Trama
Lo spirito dell’anguicrinita Megera, orrenda creatura mitologica capace di pietrificare chiunque la guardi in viso, infesta un paesino della Foresta Nera e, in special modo nelle notti di luna piena, per i suoi terrorizzati abitanti sono dolori. Chiuso in un cupo silenzio alla pari degli altri, l’ambiguo dottor Namaroff è il solo ad aver intuito una scomoda verità.
L’avvento di alcuni stranieri decisi a far luce sulla morte violenta di un giovane pittore loro congiunto avrà ripercussioni deflagranti sulla comunità locale.
Un dolore mortale mi preme il petto... sto diventando di pietra.
Critica
6.5Diretto dal maestro Terence Fisher a partire dall’intrigante sceneggiatura del valido Gilling, un tetro gotico carico d’atmosfera nel quale la lezione di Val Lewton circa l’ineffabilità del reale e le ignote forze che sogliono perturbarlo trova terreno fertile nel mitologema sul potere della visione (elemento che ha portato alcuni critici a interpretare la vicenda come un sorta di allegoria della scopofilia).
Sebbene la limitatezza del budget si ripercuota in negativo sulla qualità di trucchi ed effetti speciali, ciò non pregiudica la possibilità di approfondire la dimensione psicologica dei personaggi, la qual cosa consente al regista di sviluppare riflessioni tutt’altro che banali in merito alla dicotomia Bene/Male, alla complessità della natura umana, nonché all’interdipendenza sussistente tra il piano cognitivo e quello emotivo.
In particolare, viene analizzata la credenza secondo cui il silenzio, attraverso un’azione di contenimento dell’emotività negativa, possa rappresentare un mezzo in grado di esercitare forme di controllo nei confronti degli orrori generati dalla realtà (“La gente di Vandorf sa che questi fatti sono avvenuti, ma non osa parlarne per paura. Fingono di non saperne niente, perché riconoscere che sono avvenuti aumenterebbe il terrore“). Non è un caso che simili argomentazioni richiamino il pensiero di importanti autori del recente passato (dagli aforismi leopardiani della serie “Il genere umano non odia tanto chi fa del male, né il male stesso, quanto chi lo nomina”, ai processi difensivi individuati in ambito psicanalitico da Sigmund Freud), il cui comune denominatore risiede nell’aver contribuito a smontare l’idea illuministica dell’uomo quale essere prettamente razionale.
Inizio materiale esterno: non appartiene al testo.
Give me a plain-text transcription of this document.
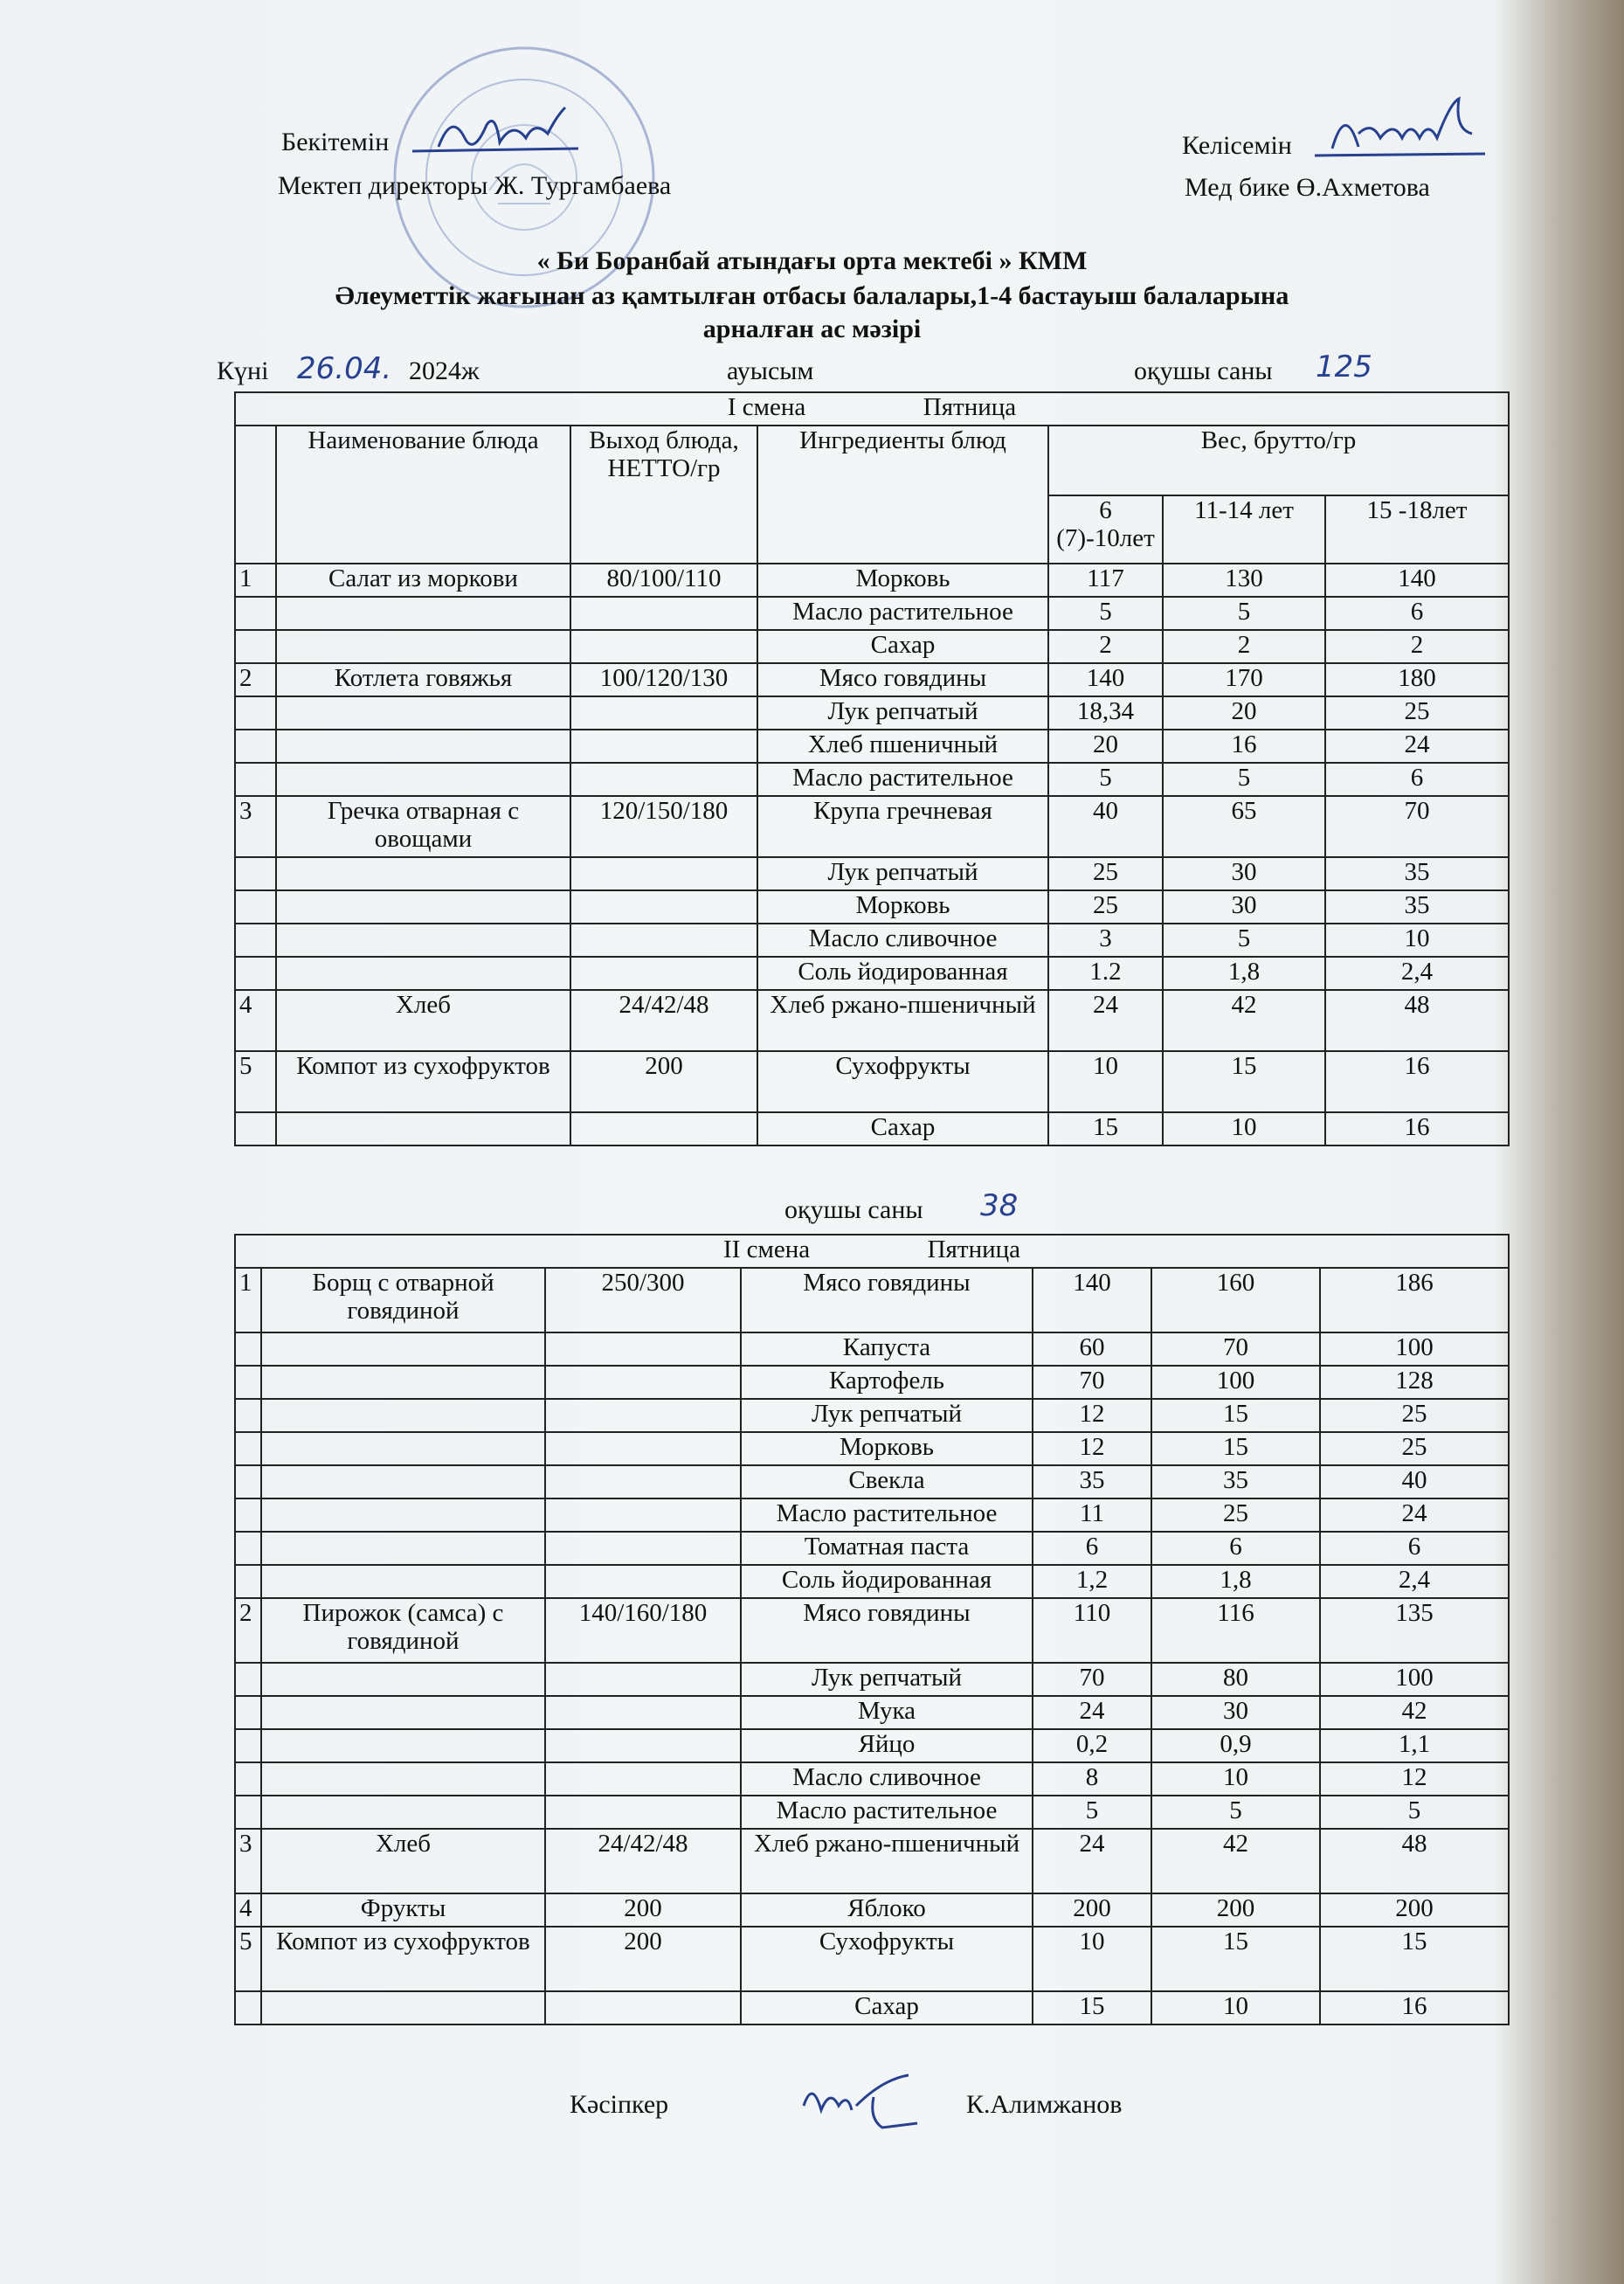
Бекітемін
Мектеп директоры Ж. Тургамбаева
Келісемін
Мед бике Ө.Ахметова
« Би Боранбай атындағы орта мектебі » КММ
Әлеуметтік жағынан аз қамтылған отбасы балалары,1-4 бастауыш балаларына
арналған ас мәзірі
Күні 26.04. 2024ж	ауысым	оқушы саны 125
I смена Пятница						
	Наименование блюда	Выход блюда, НЕТТО/гр	Ингредиенты блюд	Вес, брутто/гр		
				6 (7)-10лет	11-14 лет	15 -18лет
1	Салат из моркови	80/100/110	Морковь	117	130	140
			Масло растительное	5	5	6
			Сахар	2	2	2
2	Котлета говяжья	100/120/130	Мясо говядины	140	170	180
			Лук репчатый	18,34	20	25
			Хлеб пшеничный	20	16	24
			Масло растительное	5	5	6
3	Гречка отварная с овощами	120/150/180	Крупа гречневая	40	65	70
			Лук репчатый	25	30	35
			Морковь	25	30	35
			Масло сливочное	3	5	10
			Соль йодированная	1.2	1,8	2,4
4	Хлеб	24/42/48	Хлеб ржано-пшеничный	24	42	48
5	Компот из сухофруктов	200	Сухофрукты	10	15	16
			Сахар	15	10	16
оқушы саны 38
II смена Пятница						
1	Борщ с отварной говядиной	250/300	Мясо говядины	140	160	186
			Капуста	60	70	100
			Картофель	70	100	128
			Лук репчатый	12	15	25
			Морковь	12	15	25
			Свекла	35	35	40
			Масло растительное	11	25	24
			Томатная паста	6	6	6
			Соль йодированная	1,2	1,8	2,4
2	Пирожок (самса) с говядиной	140/160/180	Мясо говядины	110	116	135
			Лук репчатый	70	80	100
			Мука	24	30	42
			Яйцо	0,2	0,9	1,1
			Масло сливочное	8	10	12
			Масло растительное	5	5	5
3	Хлеб	24/42/48	Хлеб ржано-пшеничный	24	42	48
4	Фрукты	200	Яблоко	200	200	200
5	Компот из сухофруктов	200	Сухофрукты	10	15	15
			Сахар	15	10	16
Кәсіпкер	К.Алимжанов
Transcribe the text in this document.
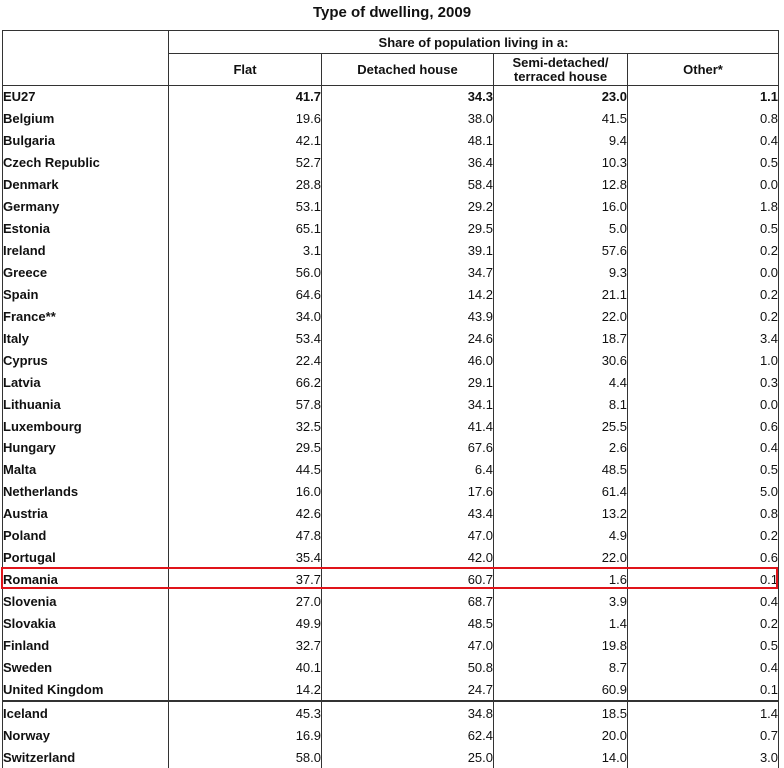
Type of dwelling, 2009
	Share of population living in a:			
	Flat	Detached house	Semi-detached/
terraced house	Other*
EU27	41.7	34.3	23.0	1.1
Belgium	19.6	38.0	41.5	0.8
Bulgaria	42.1	48.1	9.4	0.4
Czech Republic	52.7	36.4	10.3	0.5
Denmark	28.8	58.4	12.8	0.0
Germany	53.1	29.2	16.0	1.8
Estonia	65.1	29.5	5.0	0.5
Ireland	3.1	39.1	57.6	0.2
Greece	56.0	34.7	9.3	0.0
Spain	64.6	14.2	21.1	0.2
France**	34.0	43.9	22.0	0.2
Italy	53.4	24.6	18.7	3.4
Cyprus	22.4	46.0	30.6	1.0
Latvia	66.2	29.1	4.4	0.3
Lithuania	57.8	34.1	8.1	0.0
Luxembourg	32.5	41.4	25.5	0.6
Hungary	29.5	67.6	2.6	0.4
Malta	44.5	6.4	48.5	0.5
Netherlands	16.0	17.6	61.4	5.0
Austria	42.6	43.4	13.2	0.8
Poland	47.8	47.0	4.9	0.2
Portugal	35.4	42.0	22.0	0.6
Romania	37.7	60.7	1.6	0.1
Slovenia	27.0	68.7	3.9	0.4
Slovakia	49.9	48.5	1.4	0.2
Finland	32.7	47.0	19.8	0.5
Sweden	40.1	50.8	8.7	0.4
United Kingdom	14.2	24.7	60.9	0.1
Iceland	45.3	34.8	18.5	1.4
Norway	16.9	62.4	20.0	0.7
Switzerland	58.0	25.0	14.0	3.0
Oltretutto, risulta sempre più evidente come siano gli eventi medesimi che occorrono nel mondo a rigettare le restrizioni di un inquadramento logico-rigoroso: la battaglia tra sovrannaturale e scienza vede dunque quest’ultima soccombere, nonostante il film pulluli di luminari smaniosi di tradurre nel loro rassicurante linguaggio un insieme di evidenze a dir poco sconcertanti. Del resto, lo stesso Herbert Spencer, esponente di spicco del positivismo anglosassone citato nel qui presente, giunse ad affermare: “Il fatto che il mondo sia un mistero costituisce una conclusione a cui la stessa scienza deve arrivare”.
Per quel che riguarda il cast, ottima la prova di un Peter Cushing dal look inedito (barbetta e favoriti) alle prese con un personaggio decisamente scostante. Dunque, per una volta, spetta al baffuto Christopher Lee la parte del “buono”: peccato solo che per assistere all’incontro/scontro tra i due mostri sacri dell’horror sia necessario attendere un’era geologica.
La fotografia in Technicolor è opera di Michael Reed. Produce la britannica “Hammer”.
Maggiori Info
Citazioni
- Sette persone hanno trovato la morte nella foresta di Vandorf da cinque anni in qua, e nello stesso identico modo: i corpi pietrificati!
- [La gente] cerca di negare l'esistenza di una cosa che non riesce a spiegarsi. Megera è inesplicabile e terrorizzante.
- Megera esiste, Signor Heitz [...] Non sarei viva se l'avessi vista.
- Un dolore mortale mi preme il petto... sto diventando di pietra.
Curiosità
- A differenza di quanto sostenuto dal professor Heitz, nella mitologia greca Megera e Tisifone non sono sorelle di Medusa, bensì costituiscono insieme ad Aletto le tre Erinni, spietate personificazioni della vendetta. La triade delle gorgoni dallo sguardo assassino è invece composta da Medusa, l’unica mortale, Euriale e Steno.